Avevamo visto un negozio di sport vicino all’albergo ad Almaty, ma lo avevamo trovato chiuso. Siamo più fortunati a Semey, parcheggiamo la macchina proprio di fronte a un grande negozio di sport. Adesso tocca, pero’ una sfida impegnativa: non sapendo come di dice “pompa” in russo, devo affidarmi a google translator per dire alla commessa: “buongiorno, avrei bisogno di una pompa”. Prendo coraggio e dico quello che mi ha detto google. Tremo al pensiero di come possa aver tradotto “pompa”. Il secondo prima della sua risposta e’ eterno.

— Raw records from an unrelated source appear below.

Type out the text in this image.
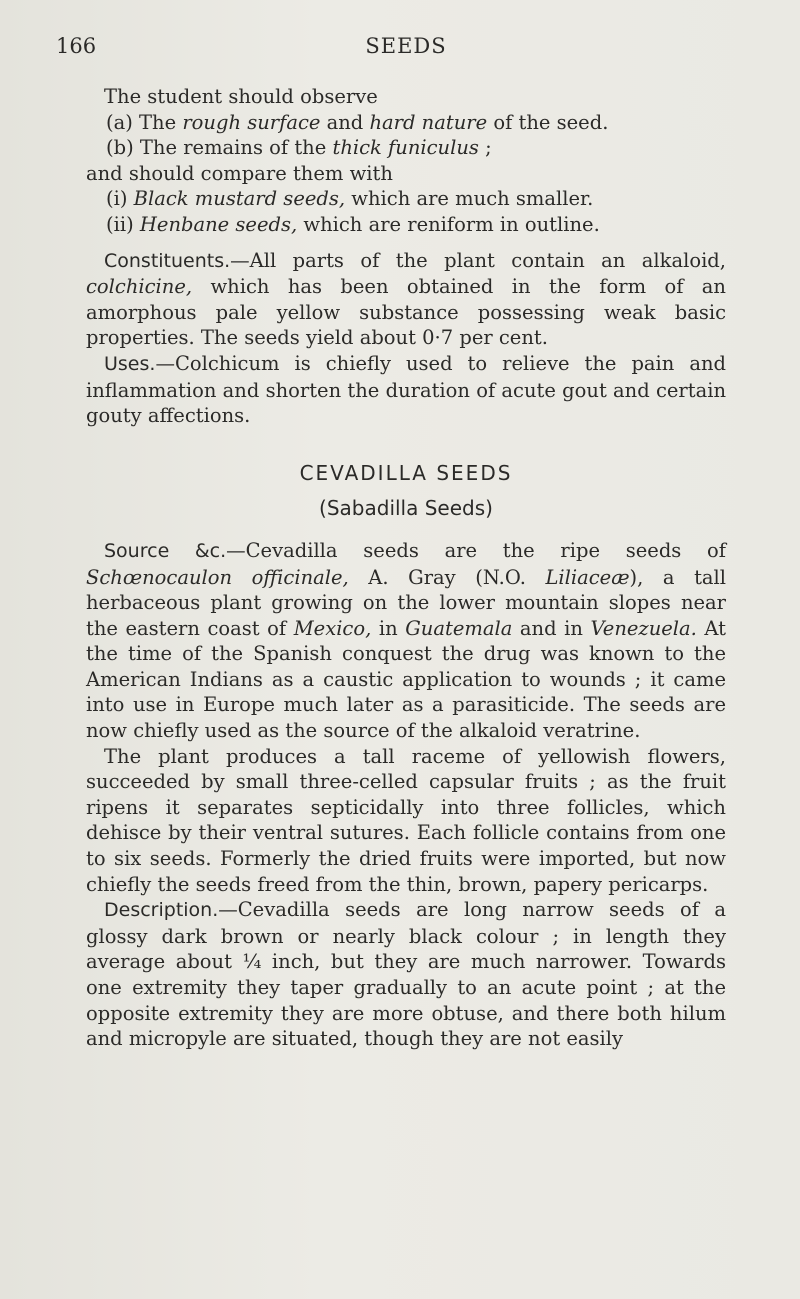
166	SEEDS

The student should observe

(a) The rough surface and hard nature of the seed.

(b) The remains of the thick funiculus ;

and should compare them with

(i) Black mustard seeds, which are much smaller.

(ii) Henbane seeds, which are reniform in outline.

Constituents.—All parts of the plant contain an alkaloid, colchicine, which has been obtained in the form of an amorphous pale yellow substance possessing weak basic properties. The seeds yield about 0·7 per cent.

Uses.—Colchicum is chiefly used to relieve the pain and inflammation and shorten the duration of acute gout and certain gouty affections.

CEVADILLA SEEDS

(Sabadilla Seeds)

Source &c.—Cevadilla seeds are the ripe seeds of Schœnocaulon officinale, A. Gray (N.O. Liliaceæ), a tall herbaceous plant growing on the lower mountain slopes near the eastern coast of Mexico, in Guatemala and in Venezuela. At the time of the Spanish conquest the drug was known to the American Indians as a caustic application to wounds ; it came into use in Europe much later as a parasiticide. The seeds are now chiefly used as the source of the alkaloid veratrine.

The plant produces a tall raceme of yellowish flowers, succeeded by small three-celled capsular fruits ; as the fruit ripens it separates septicidally into three follicles, which dehisce by their ventral sutures. Each follicle contains from one to six seeds. Formerly the dried fruits were imported, but now chiefly the seeds freed from the thin, brown, papery pericarps.

Description.—Cevadilla seeds are long narrow seeds of a glossy dark brown or nearly black colour ; in length they average about ¼ inch, but they are much narrower. Towards one extremity they taper gradually to an acute point ; at the opposite extremity they are more obtuse, and there both hilum and micropyle are situated, though they are not easily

Lo ha tradotto bene. Ma non ne hanno. Mi consiglia di andare “per strada”. All’inizio non capiamo. Poi ci accorgiamo che c’e’ un enorme mercatino, dove si può trovare di tutto.
Sicuro della traduzione, convinto chiedo al nerboruto esercente: “avrei bisogno di una pompa”. Qui vi aspettate che mi dia uno schiaffo. No, lo ho detto, la traduzione e’ corretta, mi da la pompa per il materasso.
Possiamo quindi dirigerci a una delle poche attrazioni turistiche della città. Un parco dove sono rimaste una decina di statue di Lenin e altri eroi del comunismo. Adesso e’ utilizzato dalle coppiette per infrascarsi. Sotto lo sguardo di Ilya Ulyanov, una volta rivolto all’avvenire, oggi al pomiciare.